Alberto levantó los hombros y Matías se quedó callado. Por un momento temió que con Gise, su esposa, le pasara algo similar.

—Ella era audaz, luchadora, risueña, estaba convencida de que las cosas iban a salir siempre bien. Confió en mí y en esta empresa mucho antes que yo. Llegaron los gemelos, Gabriel estuvo grave al principio y eso la volvió temerosa.

—Y claro, siempre me contaba que habían sido prematuros y que Gabriel fue el que peor la llevó.

—Después con Magui empezó a ser obsesiva y durante la infancia de los tres me costó verla sonreír. Llegaba a casa y siempre estaba agotada, puteando, llorando, embolada por el colegio, por el compañero que le había dicho no sé qué a quién, por el cumpleaños al que no habían invitado a Cristian y así. Luego se transformó en una especie de remisera, llevando, trayendo, buscando chicos de un lado a otro. Más de una vez me quedé a laburar hasta tarde en la oficina para no volver y encontrar ese quilombo y ese rosario de reproches. Volver a trabajar la conectó un poco con aquel entusiasmo, pero con el tiempo también se desilusionó. Quería hacer mil cosas y la puta burocracia le ganó. Se la comió el sistema. Se dio cuenta de que no podía cambiar nada y se resignó.

—Tal vez el viaje al Brasil sea una buena oportunidad para reencontrarse como pareja. —Matías no sabía muy bien qué aconsejarle.

—No, vos no conocés a Leticia. Es más fácil mover una montaña que sacarla a ella de casa.

—Y vos, ¿qué? ¿La seguís queriendo?

—Uy, qué pregunta… —Pensó unos segundos y respondió dudoso—: Sí, la quiero. Pero también uno se cansa de esa frialdad, de percibir que el otro no responde a tus atenciones. A veces me reprocho que por dedicarme tanto al trabajo la dejé un poco sola, sobre todo en la crianza de los chicos.

—Pero le construiste un palacio, una vida sin privaciones. ¿Qué más?

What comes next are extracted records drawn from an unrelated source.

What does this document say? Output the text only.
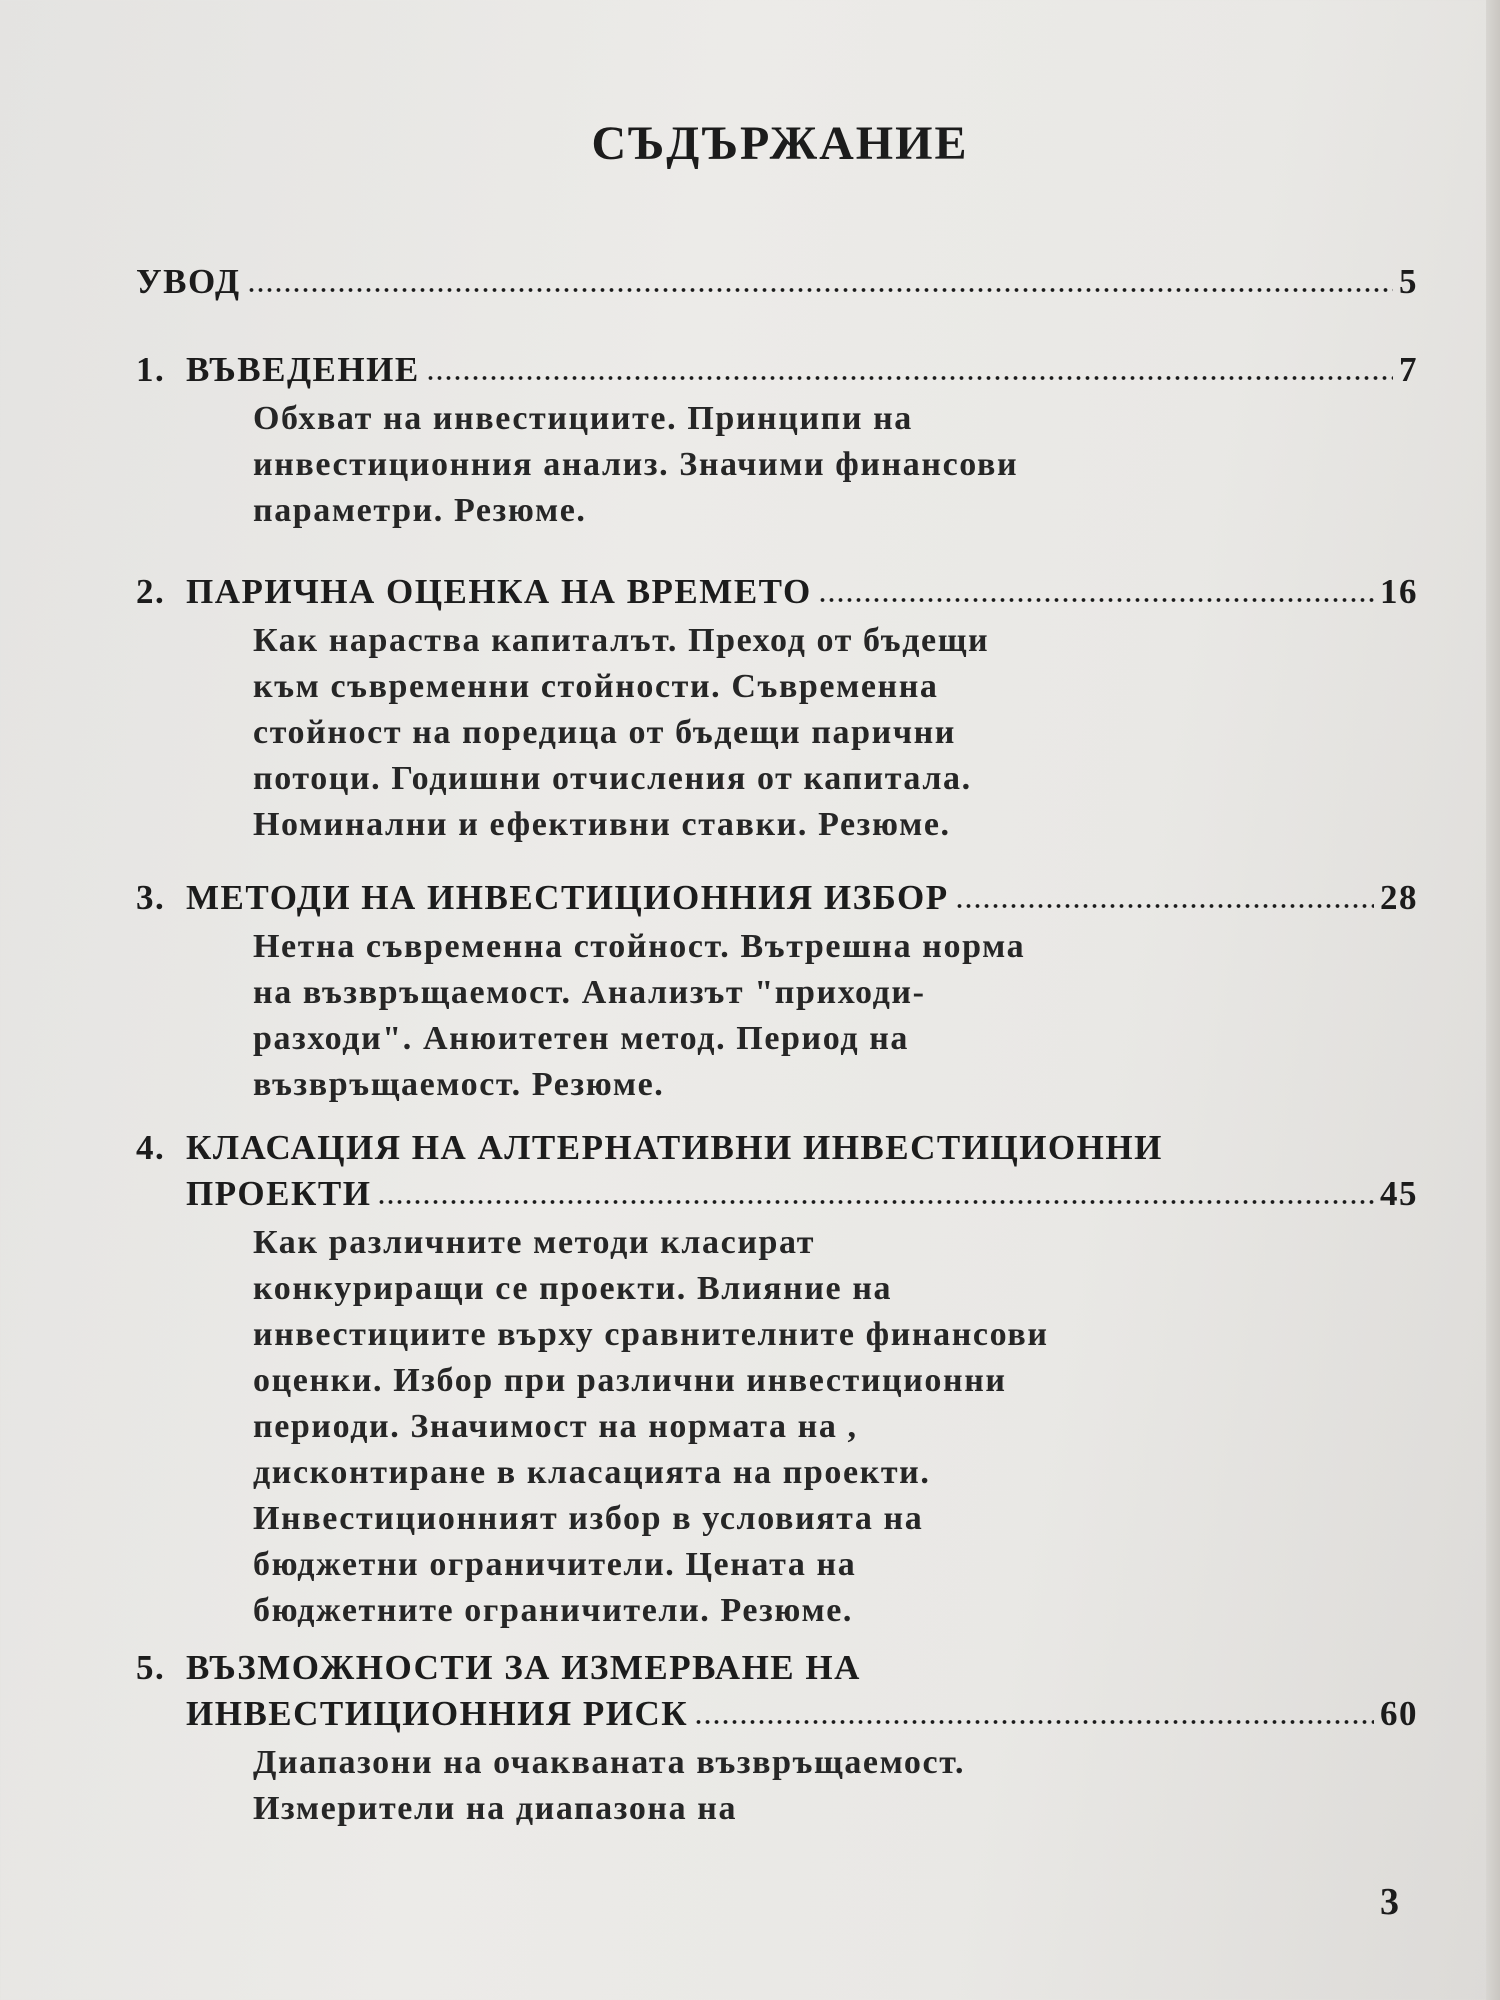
СЪДЪРЖАНИЕ
УВОД	5
1. ВЪВЕДЕНИЕ	7
Обхват на инвестициите. Принципи на
инвестиционния анализ. Значими финансови
параметри. Резюме.
2. ПАРИЧНА ОЦЕНКА НА ВРЕМЕТО	16
Как нараства капиталът. Преход от бъдещи
към съвременни стойности. Съвременна
стойност на поредица от бъдещи парични
потоци. Годишни отчисления от капитала.
Номинални и ефективни ставки. Резюме.
3. МЕТОДИ НА ИНВЕСТИЦИОННИЯ ИЗБОР	28
Нетна съвременна стойност. Вътрешна норма
на възвръщаемост. Анализът "приходи-
разходи". Анюитетен метод. Период на
възвръщаемост. Резюме.
4. КЛАСАЦИЯ НА АЛТЕРНАТИВНИ ИНВЕСТИЦИОННИ
ПРОЕКТИ	45
Как различните методи класират
конкуриращи се проекти. Влияние на
инвестициите върху сравнителните финансови
оценки. Избор при различни инвестиционни
периоди. Значимост на нормата на ,
дисконтиране в класацията на проекти.
Инвестиционният избор в условията на
бюджетни ограничители. Цената на
бюджетните ограничители. Резюме.
5. ВЪЗМОЖНОСТИ ЗА ИЗМЕРВАНЕ НА
ИНВЕСТИЦИОННИЯ РИСК	60
Диапазони на очакваната възвръщаемост.
Измерители на диапазона на
3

—No sé si era lo que ella quería. Detesta la monarquía, mirá si le va a entusiasmar vivir en un palacio, como vos decís… —Por primera vez Alberto sonrió—. Tal vez habría sido mejor tener menos cosas materiales y más tiempo juntos… Bah, conjeturas. —Tomó de un sorbo lo que le quedaba del café, y propuso—: Bueno, terminemos con esto que parece un culebrón mexicano. ¿Qué hacemos con la sucursal de San Pablo?

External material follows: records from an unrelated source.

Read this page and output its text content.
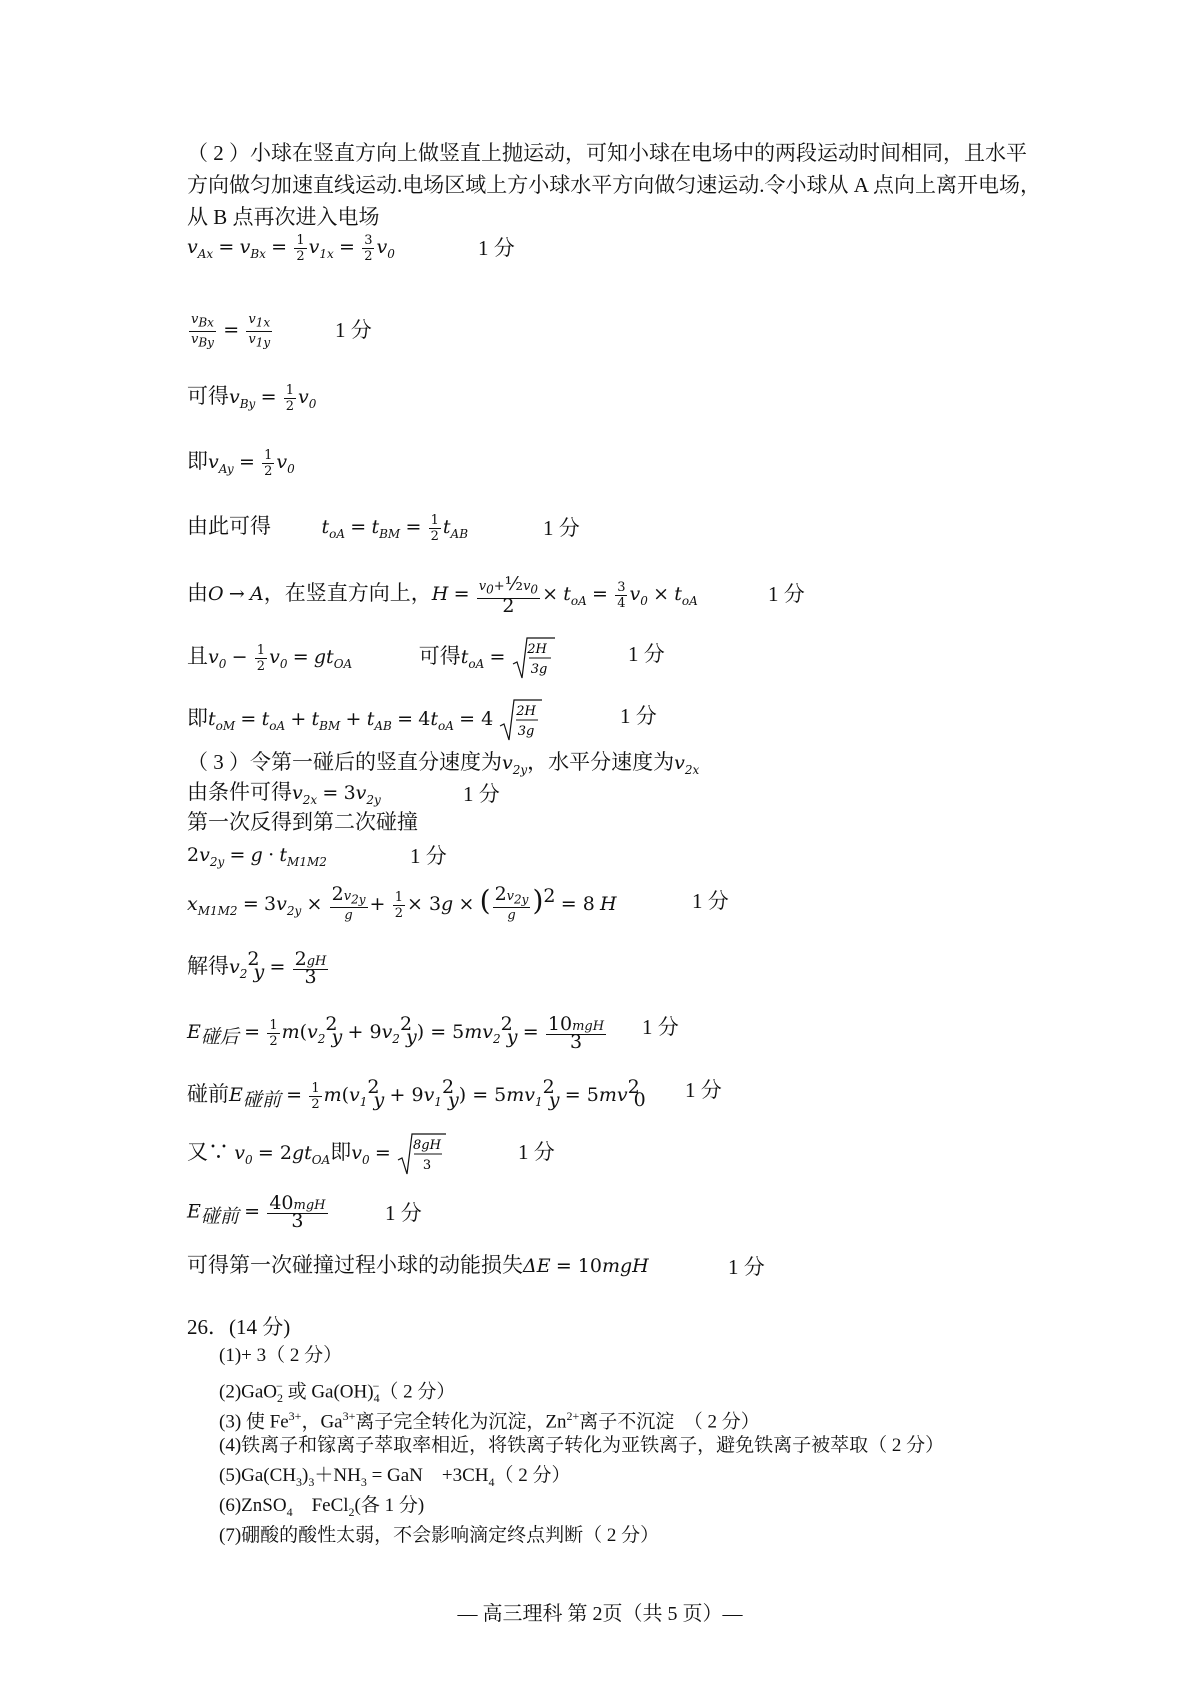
（ 2 ）小球在竖直方向上做竖直上抛运动，可知小球在电场中的两段运动时间相同，且水平方向做匀加速直线运动.电场区域上方小球水平方向做匀速运动.令小球从 A 点向上离开电场，从 B 点再次进入电场
$v_{Ax} = v_{Bx} = \frac{1}{2} v_{1x} = \frac{3}{2} v_0$	1 分
$\frac{v_{Bx}}{v_{By}} = \frac{v_{1x}}{v_{1y}}$	1 分
可得$v_{By} = \frac{1}{2} v_0$
即$v_{Ay} = \frac{1}{2} v_0$
由此可得	$t_{oA} = t_{BM} = \frac{1}{2} t_{AB}$	1 分
由O → A，在竖直方向上，$H = \frac{v_0+\frac{1}{2}v_0}{2} \times t_{oA} = \frac{3}{4} v_0 \times t_{oA}$	1 分
且$v_0 - \frac{1}{2} v_0 = gt_{OA}$	可得$t_{oA} = 2H$
3g
1 分
即$t_{oM} = t_{oA} + t_{BM} + t_{AB} = 4t_{oA} = 4$ 2H
3g
1 分
（ 3 ）令第一碰后的竖直分速度为$v_{2y}$，水平分速度为$v_{2x}$
由条件可得$v_{2x} = 3v_{2y}$	1 分
第一次反得到第二次碰撞
$2v_{2y} = g \cdot t_{M1M2}$	1 分
$x_{M1M2} = 3v_{2y} \times \frac{2v_{2y}}{g} + \frac{1}{2} \times 3g$ × ( $\frac{2v_{2y}}{g} )^2 = 8$ H	1 分
解得$v_2^2_y = \frac{2gH}{3}$
$E_{碰后} = \frac{1}{2} m(v_2^2_y + 9v_2^2_y) = 5mv_2^2_y = \frac{\text{10mgH}}{3} 1$ 分
碰前$E_{碰前} = \frac{1}{2} m(v_1^2_y + 9v_1^2_y) = 5mv_1^2_y = 5mv^2_0$ 1 分
又∵ $v_0 = 2gt_{OA}$即$v_0 = 8gH$
3
1 分
$E_{碰前} = \frac{\text{40mgH}}{3}$	1 分
可得第一次碰撞过程小球的动能损失ΔE = 10mgH	1 分
26．(14 分)
(1)+ 3（ 2 分）
(2)GaO$_2$− 或 $Ga(OH)_4^-$（ 2 分）
(3) 使 $Fe^{3+}$，$Ga^{3+}$离子完全转化为沉淀，$Zn^{2+}$离子不沉淀　（ 2 分）
(4)铁离子和镓离子萃取率相近，将铁离子转化为亚铁离子，避免铁离子被萃取（ 2 分）
$(5)Ga(CH_3)_3+NH_3$ = GaN　$+3CH_4$（ 2 分）
(6)ZnSO$_4$　FeCl$_2$(各 1 分)
(7)硼酸的酸性太弱，不会影响滴定终点判断（ 2 分）
— 高三理科 第 2页（共 5 页）—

Leticia había chateado con Miguel unas cuantas veces. Entre charla y charla le contó que vivía en los Estados Unidos, que iba por el tercer matrimonio y que tenía cinco hijos. Dos con la primera esposa, uno con una segunda mujer con la que jamás legalizó, otro con una tercera y ahora uno pequeño con la cuarta. Le iba bien, aunque no tiraba manteca al techo; se había dedicado a una infinidad de negocios chicos y ahora tenía un polirrubro.

A Leticia, su vida, que todos creían perfecta, le sonó aburrida a la hora de describirla. El mismo esposo desde hacía casi treinta años, tres hijos, comodidades, vacaciones todos los veranos e inviernos, un trabajo estándar…

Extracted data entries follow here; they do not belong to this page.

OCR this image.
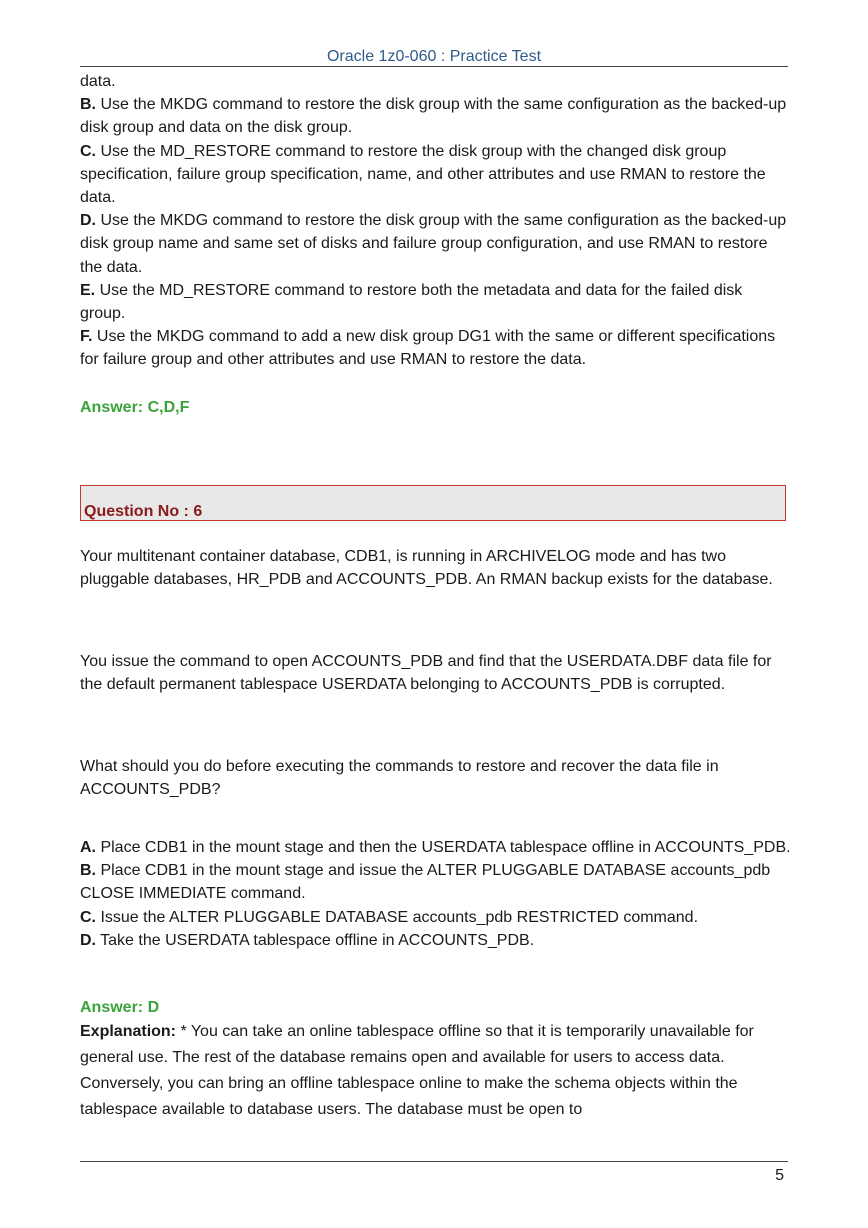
Oracle 1z0-060 : Practice Test

data.

B. Use the MKDG command to restore the disk group with the same configuration as the backed-up disk group and data on the disk group.

C. Use the MD_RESTORE command to restore the disk group with the changed disk group specification, failure group specification, name, and other attributes and use RMAN to restore the data.

D. Use the MKDG command to restore the disk group with the same configuration as the backed-up disk group name and same set of disks and failure group configuration, and use RMAN to restore the data.

E. Use the MD_RESTORE command to restore both the metadata and data for the failed disk group.

F. Use the MKDG command to add a new disk group DG1 with the same or different specifications for failure group and other attributes and use RMAN to restore the data.

Answer: C,D,F

Question No : 6

Your multitenant container database, CDB1, is running in ARCHIVELOG mode and has two pluggable databases, HR_PDB and ACCOUNTS_PDB. An RMAN backup exists for the database.

You issue the command to open ACCOUNTS_PDB and find that the USERDATA.DBF data file for the default permanent tablespace USERDATA belonging to ACCOUNTS_PDB is corrupted.

What should you do before executing the commands to restore and recover the data file in ACCOUNTS_PDB?

A. Place CDB1 in the mount stage and then the USERDATA tablespace offline in ACCOUNTS_PDB.

B. Place CDB1 in the mount stage and issue the ALTER PLUGGABLE DATABASE accounts_pdb CLOSE IMMEDIATE command.

C. Issue the ALTER PLUGGABLE DATABASE accounts_pdb RESTRICTED command.

D. Take the USERDATA tablespace offline in ACCOUNTS_PDB.

Answer: D

Explanation: * You can take an online tablespace offline so that it is temporarily unavailable for general use. The rest of the database remains open and available for users to access data. Conversely, you can bring an offline tablespace online to make the schema objects within the tablespace available to database users. The database must be open to

5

“Así que finalmente el tipo ese que te arrebató de mi lado se quedó con vos”, había escrito Miguel. Era la primera vez que aparecía una alusión a aquel pasado. Ella podría haber replicado y decirle que nadie la arrebató de su lado, que fue él quien la apartó. Pero prefirió el silencio, desde hacía muchos años prefería callar antes que decir, enmudecer antes que pelear. Como si parte de su carácter estuviera anestesiado.

Sin embargo, debía admitir algo. Desde que chateaba con Miguel se sentía más animada. Hasta procuraba colgar fotos en las que saliera bien. Buscaba aquellas que disimulaban sus arrugas o los rollos afincados en la cintura y en su cadera. De él no había visto casi fotos, solo dos o tres con su niño pequeño y su última esposa.

Estaba por cerrar la compu cuando lo vio conectado. El chat se reactivó con una pregunta: “¿Estás ahí?”.